Why Rank 0 does a lot of work for loading the data? Why NaN in evaluation?

I am trying to understand how DataLoader works with multiple GPUs and multiple workers. This question has four parts.

  1. The first part is asked here: Same seed across different gpus in multiple workers - Intermediate - Hugging Face Forums (While writing this post, there was no answer on this as well, I would appreciate it if someone can answer it as well)
  2. To investigate how the data is loaded during training I dumped the samples generated by each rank and worker combination. It seems that most of the work to load the data is done by the workers of the rank_0 . (In the figure below, rank_0 workers have the largest dump – 18M – while others has only 13K dump size. ). What could be the reason for this?

  1. Evaluation steps result in nan, the investigation of nan suggests that the custom_loss function in transformer’s Trainer API receiving a blank input, although there are more samples left for evaluation.

  2. Multi-GPU evaluation and single-GPU evaluation utilize a different number of samples. Further, in multi-GPU evaluation, all the GPUs report independent metrics.
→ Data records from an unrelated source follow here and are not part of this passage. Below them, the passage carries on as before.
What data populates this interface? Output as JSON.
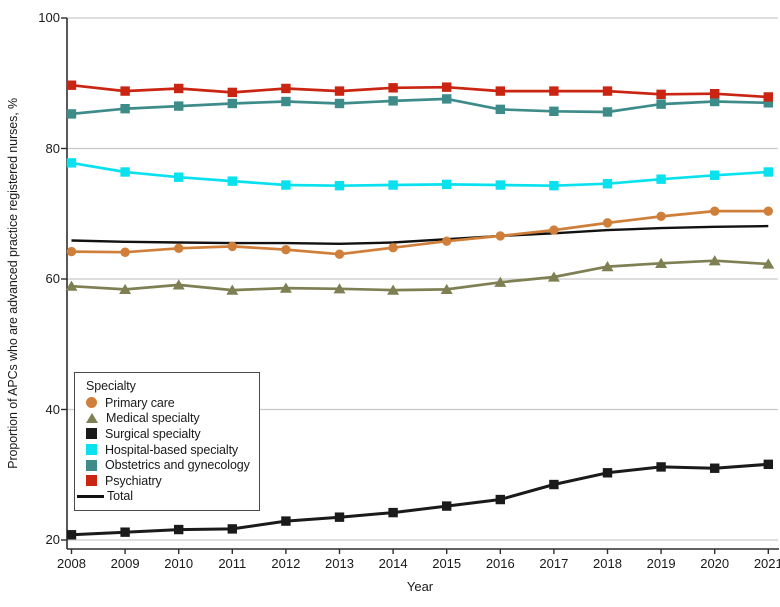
{
  "figure": {
    "y_axis_title": "Proportion of APCs who are advanced practice registered nurses, %",
    "x_axis_title": "Year",
    "legend_title": "Specialty"
  },
  "colors": {
    "grid": "#c9c9c9",
    "axis": "#2e2e2e",
    "text": "#1a1a1a",
    "background": "#ffffff"
  },
  "chart_data": {
    "type": "line",
    "title": "",
    "xlabel": "Year",
    "ylabel": "Proportion of APCs who are advanced practice registered nurses, %",
    "x": [
      2008,
      2009,
      2010,
      2011,
      2012,
      2013,
      2014,
      2015,
      2016,
      2017,
      2018,
      2019,
      2020,
      2021
    ],
    "yticks": [
      20,
      40,
      60,
      80,
      100
    ],
    "ylim": [
      18.7,
      100
    ],
    "grid": true,
    "legend_position": "inside-left-middle",
    "legend_title": "Specialty",
    "series": [
      {
        "name": "Primary care",
        "marker": "circle",
        "color": "#d07f3a",
        "line_width": 2.7,
        "values": [
          64.2,
          64.1,
          64.7,
          65.0,
          64.5,
          63.8,
          64.8,
          65.8,
          66.6,
          67.5,
          68.6,
          69.6,
          70.4,
          70.4
        ]
      },
      {
        "name": "Medical specialty",
        "marker": "triangle",
        "color": "#7e8054",
        "line_width": 2.7,
        "values": [
          58.9,
          58.4,
          59.1,
          58.3,
          58.6,
          58.5,
          58.3,
          58.4,
          59.5,
          60.3,
          61.9,
          62.4,
          62.8,
          62.3
        ]
      },
      {
        "name": "Surgical specialty",
        "marker": "square",
        "color": "#1a1a1a",
        "line_width": 3.0,
        "values": [
          20.8,
          21.2,
          21.6,
          21.7,
          22.9,
          23.5,
          24.2,
          25.2,
          26.2,
          28.5,
          30.3,
          31.2,
          31.0,
          31.6
        ]
      },
      {
        "name": "Hospital-based specialty",
        "marker": "square",
        "color": "#0ae1ef",
        "line_width": 2.7,
        "values": [
          77.8,
          76.4,
          75.6,
          75.0,
          74.4,
          74.3,
          74.4,
          74.5,
          74.4,
          74.3,
          74.6,
          75.3,
          75.9,
          76.4
        ]
      },
      {
        "name": "Obstetrics and gynecology",
        "marker": "square",
        "color": "#3e8c8a",
        "line_width": 2.7,
        "values": [
          85.3,
          86.1,
          86.5,
          86.9,
          87.2,
          86.9,
          87.3,
          87.6,
          86.0,
          85.7,
          85.6,
          86.8,
          87.2,
          87.0
        ]
      },
      {
        "name": "Psychiatry",
        "marker": "square",
        "color": "#c92512",
        "line_width": 2.7,
        "values": [
          89.7,
          88.8,
          89.2,
          88.6,
          89.2,
          88.8,
          89.3,
          89.4,
          88.8,
          88.8,
          88.8,
          88.3,
          88.4,
          87.9
        ]
      },
      {
        "name": "Total",
        "marker": "none",
        "color": "#111111",
        "line_width": 2.4,
        "values": [
          65.9,
          65.7,
          65.6,
          65.5,
          65.5,
          65.4,
          65.6,
          66.1,
          66.6,
          67.0,
          67.5,
          67.8,
          68.0,
          68.1
        ]
      }
    ]
  }
}
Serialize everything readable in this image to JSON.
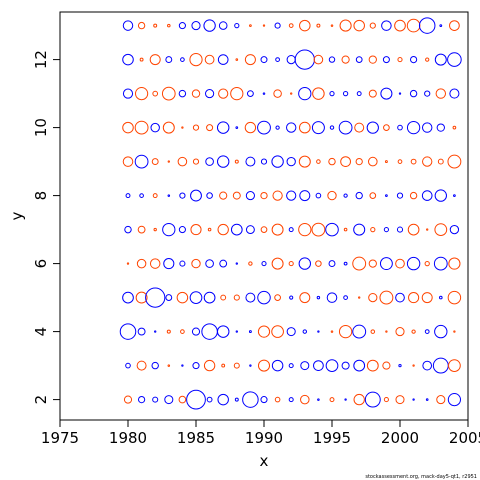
{
  "chart_data": {
    "type": "scatter",
    "title": "",
    "xlabel": "x",
    "ylabel": "y",
    "xlim": [
      1975,
      2005
    ],
    "ylim": [
      1.4,
      13.4
    ],
    "xticks": [
      1975,
      1980,
      1985,
      1990,
      1995,
      2000,
      2005
    ],
    "yticks": [
      2,
      4,
      6,
      8,
      10,
      12
    ],
    "grid": false,
    "legend": "none",
    "credit": "stockassessment.org, mack-day5-qt1, r2951",
    "colors": {
      "positive": "#ff4500",
      "negative": "#0000ff"
    },
    "bubble_note": "point size proportional to |value|; blue circles negative, red positive",
    "series": [
      {
        "name": "",
        "x_from": 1980,
        "x_to": 2004,
        "y_from": 2,
        "y_to": 13,
        "grid_points": "all combinations of integer x in [1980,2004] and integer y in [2,13], years x - y >= 1967 approximately",
        "notable_points": [
          {
            "x": 1980,
            "y": 4,
            "value": -1.3,
            "sign": "negative"
          },
          {
            "x": 1982,
            "y": 5,
            "value": -2.0,
            "sign": "negative"
          },
          {
            "x": 1985,
            "y": 2,
            "value": -1.9,
            "sign": "negative"
          },
          {
            "x": 1993,
            "y": 12,
            "value": -2.0,
            "sign": "negative"
          },
          {
            "x": 2002,
            "y": 13,
            "value": -1.3,
            "sign": "negative"
          },
          {
            "x": 2003,
            "y": 3,
            "value": -1.2,
            "sign": "negative"
          },
          {
            "x": 1986,
            "y": 4,
            "value": -1.3,
            "sign": "negative"
          },
          {
            "x": 1989,
            "y": 2,
            "value": -1.3,
            "sign": "negative"
          },
          {
            "x": 1998,
            "y": 2,
            "value": -1.2,
            "sign": "negative"
          },
          {
            "x": 2004,
            "y": 12,
            "value": -1.0,
            "sign": "negative"
          }
        ]
      }
    ]
  }
}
I am using transformer’s Trainer.evaluate API with torchrun --nproc_per_node 2 eval.py .

Training setup (for part 2 of the question):

train_data_loader: IterableDataset = ...
mlm_collator = DataCollatorForLanguageModeling(
        tokenizer=tokenizer,
        mlm_probability=mlm_probability
)

deepspeed_config = {
    "train_micro_batch_size_per_gpu": "auto",
    "gradient_accumulation_steps": "auto",
    "fp16": {
        "enabled": False
    },
    "zero_optimization": {
        "stage": 0
    }
}

training_arguments: TrainingArguments = TrainingArguments(.  # from HF-transformer
    output_dir=checkpoint_dir,
    logging_dir=tensorboard_dir,
    evaluation_strategy=evaluation_strategy,
    learning_rate=2e-5,
    weight_decay=0.01,
    push_to_hub=False,
    max_steps=max_steps,
    dataloader_pin_memory=True,
    dataloader_num_workers=32,
    per_device_train_batch_size=64,
    accelerator_config={"split_batches": True},
    gradient_accumulation_steps=32,
    dataloader_prefetch_factor=5,
    deepspeed=deepspeed_config,
    fp16=False,
    disable_tqdm=True
)

trainer : Trainer = Trainer(...)  # from HF-transformers

Run command:

deepspeed --master_port=29600 --num_gpus=4 train.py